It seems like it would be better for me to just sell you the land for $640k, then you take on the risk of developing and selling it, but if that was how much the land is now worth, it might still be better for me to hold on to it and let it appreciate for a while without neighbors spitting distance from my back porch.

2 comments

You can't undo the split. One of the caveats passed in the same vote states that you can't reduce housing density - so if you build two units, they can't be reunited into one lot again.
How does this work in law?

Can't I just own and use both lots at the same time? Would I need to technically 'reunite' them? Can't I just use both of them at the same time?

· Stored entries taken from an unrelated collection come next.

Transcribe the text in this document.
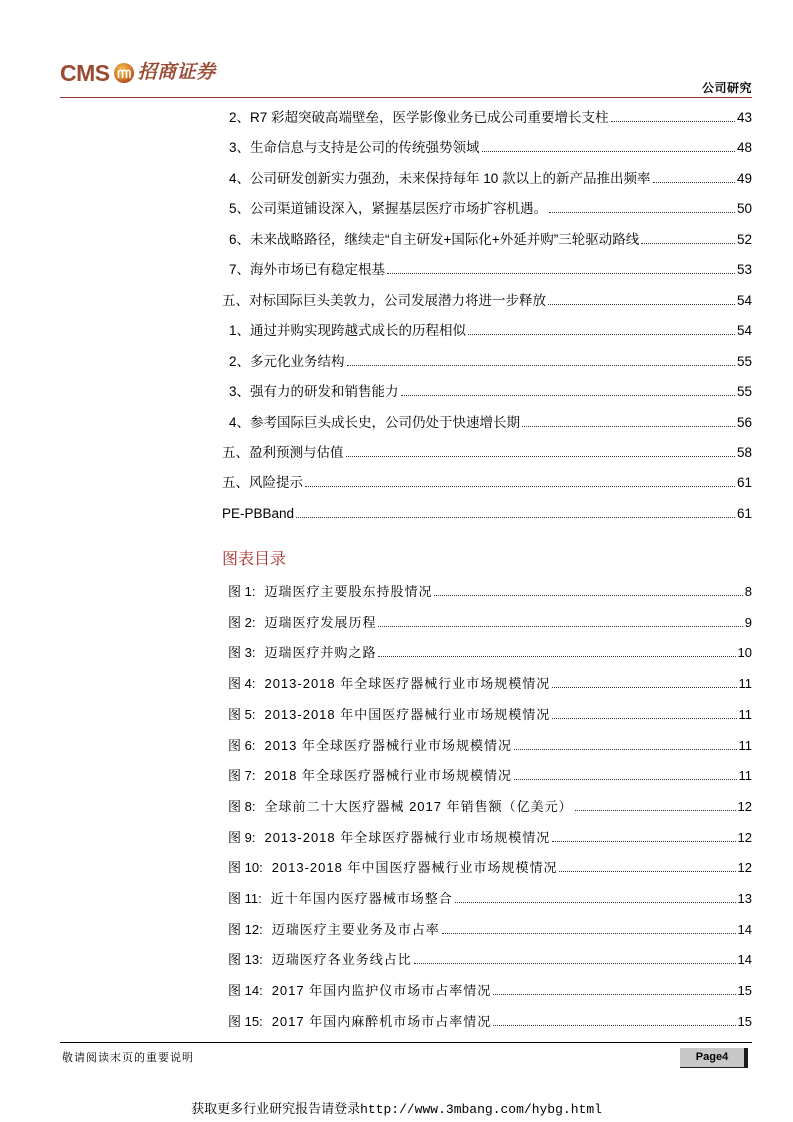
CMS 招商证券
公司研究
2、R7 彩超突破高端壁垒，医学影像业务已成公司重要增长支柱	43
3、生命信息与支持是公司的传统强势领域	48
4、公司研发创新实力强劲，未来保持每年 10 款以上的新产品推出频率	49
5、公司渠道铺设深入，紧握基层医疗市场扩容机遇。	50
6、未来战略路径，继续走“自主研发+国际化+外延并购”三轮驱动路线	52
7、海外市场已有稳定根基	53
五、对标国际巨头美敦力，公司发展潜力将进一步释放	54
1、通过并购实现跨越式成长的历程相似	54
2、多元化业务结构	55
3、强有力的研发和销售能力	55
4、参考国际巨头成长史，公司仍处于快速增长期	56
五、盈利预测与估值	58
五、风险提示	61
PE-PBBand	61
图表目录
图 1: 迈瑞医疗主要股东持股情况	8
图 2: 迈瑞医疗发展历程	9
图 3: 迈瑞医疗并购之路	10
图 4: 2013-2018 年全球医疗器械行业市场规模情况	11
图 5: 2013-2018 年中国医疗器械行业市场规模情况	11
图 6: 2013 年全球医疗器械行业市场规模情况	11
图 7: 2018 年全球医疗器械行业市场规模情况	11
图 8: 全球前二十大医疗器械 2017 年销售额（亿美元）	12
图 9: 2013-2018 年全球医疗器械行业市场规模情况	12
图 10: 2013-2018 年中国医疗器械行业市场规模情况	12
图 11: 近十年国内医疗器械市场整合	13
图 12: 迈瑞医疗主要业务及市占率	14
图 13: 迈瑞医疗各业务线占比	14
图 14: 2017 年国内监护仪市场市占率情况	15
图 15: 2017 年国内麻醉机市场市占率情况	15
敬请阅读末页的重要说明	Page4
获取更多行业研究报告请登录http://www.3mbang.com/hybg.html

I'm assuming for future construction, you'd have to treat each lot as separate with regards to setbacks from the property lines. So no building a house that straddles the old property line, I suppose
Higher property tax, as the downside, for two vs one lot?
There is a non-zero chance—-very unlikely: it would require a 50%-60% decrease in housing prices—-that they could lose the backyard without making income. The weighted probability might lower the Expected Value 1k. That said, foreclosure would still be beholden to the profit split agreement should the lot be profitable.
As house prices drop, more people will try to buy full-sized single family homes and the least desirable houses fall faster. You could get a 10% drop in house prices, but these split lot houses could fall 50% or more, just like condo prices.

This happened during the housing crash of 2009. I know first hand, my own condo dropped by more than 50%, which I did a strategic default on.

Can you share numbers from completed projects?